A neural mapping approach that pegs results from more than two dozen previous Alzheimer's studies found that reproducibility improves when trying to isolate symptoms to a brain network rather than a single area of the brain.

This is the first study to use "meta analysis network mapping" to essentially show results from prior studies that can't be reproduced to a single location in the brain are mappable to a distributed network, said Ryan Darby, MD an assistant professor of neurology at Vanderbilt University Medical Center, who is first author of the paper that will run in Brain in January.

"The study changes the assumption for where symptoms or cognitive processes should localize - away from a specific region and toward localizing to a brain network. Changing that assumption improves reproducibility," said Darby.

Neural networks include regions in different parts of the brain that are connected together (akin to distant cities connected by highways), so the study zoomed out its examination to think about symptom-specific circuitry rather than a single spot.

Of the 26 Alzheimer's studies examined, reproducibility to a specific region came to 20 to 30 percent - a low rate that highlights one of the persistent challenges in studies. But when looking at reproducibility to a network, the rate surged to 100 percent.

Darby called the results powerful.

The inquiry started with Alzheimer's disease and dementia because the theory in those disorders suggests it spreads across connected brain networks.

The study also found that studies of Alzheimer's disease patients with delusions localized to the same brain network that Darby found associated with brain lesions causing delusions. In the future he wants these findings and method to shed light on a path to therapy by identifying the symptom-specific brain network.

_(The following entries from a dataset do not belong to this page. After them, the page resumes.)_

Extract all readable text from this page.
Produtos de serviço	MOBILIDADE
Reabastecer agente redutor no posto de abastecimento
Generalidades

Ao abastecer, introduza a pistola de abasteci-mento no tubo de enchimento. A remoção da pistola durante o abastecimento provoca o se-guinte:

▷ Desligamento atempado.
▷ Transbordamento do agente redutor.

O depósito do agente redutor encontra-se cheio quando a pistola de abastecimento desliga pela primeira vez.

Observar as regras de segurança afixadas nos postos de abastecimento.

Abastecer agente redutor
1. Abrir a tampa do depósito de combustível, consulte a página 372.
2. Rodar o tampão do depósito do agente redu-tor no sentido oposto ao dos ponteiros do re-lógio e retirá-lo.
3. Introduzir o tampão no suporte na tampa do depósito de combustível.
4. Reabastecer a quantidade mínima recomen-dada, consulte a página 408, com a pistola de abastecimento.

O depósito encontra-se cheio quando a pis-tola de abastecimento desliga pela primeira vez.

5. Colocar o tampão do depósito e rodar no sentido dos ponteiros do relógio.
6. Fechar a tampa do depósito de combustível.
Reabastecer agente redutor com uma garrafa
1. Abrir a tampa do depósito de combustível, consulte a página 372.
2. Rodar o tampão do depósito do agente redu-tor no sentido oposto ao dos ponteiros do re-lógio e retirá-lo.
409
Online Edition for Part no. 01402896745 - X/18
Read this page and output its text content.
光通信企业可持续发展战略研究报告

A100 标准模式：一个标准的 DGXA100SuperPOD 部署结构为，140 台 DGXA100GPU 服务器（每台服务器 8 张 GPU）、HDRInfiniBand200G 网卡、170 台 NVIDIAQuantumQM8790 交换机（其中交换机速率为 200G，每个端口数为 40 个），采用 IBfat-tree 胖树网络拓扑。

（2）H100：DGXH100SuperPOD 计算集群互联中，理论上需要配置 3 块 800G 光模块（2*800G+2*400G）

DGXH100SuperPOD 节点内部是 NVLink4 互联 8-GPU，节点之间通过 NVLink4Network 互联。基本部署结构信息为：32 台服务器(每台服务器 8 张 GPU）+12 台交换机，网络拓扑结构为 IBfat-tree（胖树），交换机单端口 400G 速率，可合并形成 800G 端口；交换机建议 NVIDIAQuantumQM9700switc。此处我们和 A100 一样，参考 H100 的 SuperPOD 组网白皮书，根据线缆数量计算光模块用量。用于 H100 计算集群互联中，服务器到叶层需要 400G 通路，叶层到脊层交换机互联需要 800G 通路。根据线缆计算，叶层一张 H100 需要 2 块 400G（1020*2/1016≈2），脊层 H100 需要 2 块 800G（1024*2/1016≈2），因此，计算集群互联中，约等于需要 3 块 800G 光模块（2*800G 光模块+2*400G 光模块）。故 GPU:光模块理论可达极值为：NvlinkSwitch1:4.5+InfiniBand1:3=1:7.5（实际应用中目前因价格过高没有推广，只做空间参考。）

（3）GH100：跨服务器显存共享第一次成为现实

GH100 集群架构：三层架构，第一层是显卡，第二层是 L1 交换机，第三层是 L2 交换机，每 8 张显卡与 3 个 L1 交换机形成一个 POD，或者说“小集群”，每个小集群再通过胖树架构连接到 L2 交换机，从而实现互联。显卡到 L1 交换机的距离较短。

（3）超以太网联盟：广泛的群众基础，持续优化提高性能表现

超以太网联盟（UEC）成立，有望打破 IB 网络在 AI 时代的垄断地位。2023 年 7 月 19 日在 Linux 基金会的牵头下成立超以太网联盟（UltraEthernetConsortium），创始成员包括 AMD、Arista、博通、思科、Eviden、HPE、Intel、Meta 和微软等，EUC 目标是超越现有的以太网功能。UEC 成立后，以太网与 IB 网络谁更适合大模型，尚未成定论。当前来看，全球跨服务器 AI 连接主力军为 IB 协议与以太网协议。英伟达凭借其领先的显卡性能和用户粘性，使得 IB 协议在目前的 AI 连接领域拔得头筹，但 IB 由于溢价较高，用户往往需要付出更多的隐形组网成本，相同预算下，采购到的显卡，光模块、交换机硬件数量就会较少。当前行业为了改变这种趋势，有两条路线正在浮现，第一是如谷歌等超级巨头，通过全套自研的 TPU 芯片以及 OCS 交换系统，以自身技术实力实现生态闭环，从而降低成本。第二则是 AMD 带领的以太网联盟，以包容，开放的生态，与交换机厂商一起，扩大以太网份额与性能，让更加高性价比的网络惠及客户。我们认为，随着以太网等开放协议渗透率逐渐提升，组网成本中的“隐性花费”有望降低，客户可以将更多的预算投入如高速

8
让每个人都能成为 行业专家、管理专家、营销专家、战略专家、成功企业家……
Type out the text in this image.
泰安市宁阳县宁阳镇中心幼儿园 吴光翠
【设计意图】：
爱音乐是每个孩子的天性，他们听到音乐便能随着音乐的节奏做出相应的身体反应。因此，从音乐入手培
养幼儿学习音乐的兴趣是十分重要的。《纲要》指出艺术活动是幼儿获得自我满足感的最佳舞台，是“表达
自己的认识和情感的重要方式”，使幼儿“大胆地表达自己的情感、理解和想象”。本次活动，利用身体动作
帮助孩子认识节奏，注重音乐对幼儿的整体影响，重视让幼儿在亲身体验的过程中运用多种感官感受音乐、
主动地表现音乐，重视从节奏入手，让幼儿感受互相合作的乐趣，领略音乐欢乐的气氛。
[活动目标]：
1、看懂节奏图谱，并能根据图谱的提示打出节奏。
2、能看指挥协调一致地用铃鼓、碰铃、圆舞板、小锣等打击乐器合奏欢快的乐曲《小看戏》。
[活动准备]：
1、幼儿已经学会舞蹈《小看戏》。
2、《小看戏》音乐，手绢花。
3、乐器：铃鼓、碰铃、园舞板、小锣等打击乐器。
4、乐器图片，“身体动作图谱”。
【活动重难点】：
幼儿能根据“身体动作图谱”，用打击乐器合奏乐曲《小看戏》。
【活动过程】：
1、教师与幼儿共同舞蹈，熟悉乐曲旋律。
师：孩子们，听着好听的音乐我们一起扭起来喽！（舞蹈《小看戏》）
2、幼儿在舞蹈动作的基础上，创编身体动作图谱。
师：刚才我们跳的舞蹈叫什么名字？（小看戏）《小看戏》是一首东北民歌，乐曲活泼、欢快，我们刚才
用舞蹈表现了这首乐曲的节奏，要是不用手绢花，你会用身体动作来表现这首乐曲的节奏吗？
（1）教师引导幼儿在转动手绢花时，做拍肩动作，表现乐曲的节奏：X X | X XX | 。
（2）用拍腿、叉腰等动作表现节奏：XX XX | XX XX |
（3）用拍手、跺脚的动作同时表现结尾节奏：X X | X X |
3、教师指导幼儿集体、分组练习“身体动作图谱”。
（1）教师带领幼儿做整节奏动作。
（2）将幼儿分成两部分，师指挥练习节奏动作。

"We're hoping to look at individual patients with dementia and then eventually individual psychiatric patients. What we hope to see is that there actually is a consistent localization for the same symptom across different diseases, which is hard because different diseases disrupt brain function in different ways- but if we unite things at a network level then we can ask, 'is this the common way to understand this symptom across different diseases?' That's what I hope," said Darby.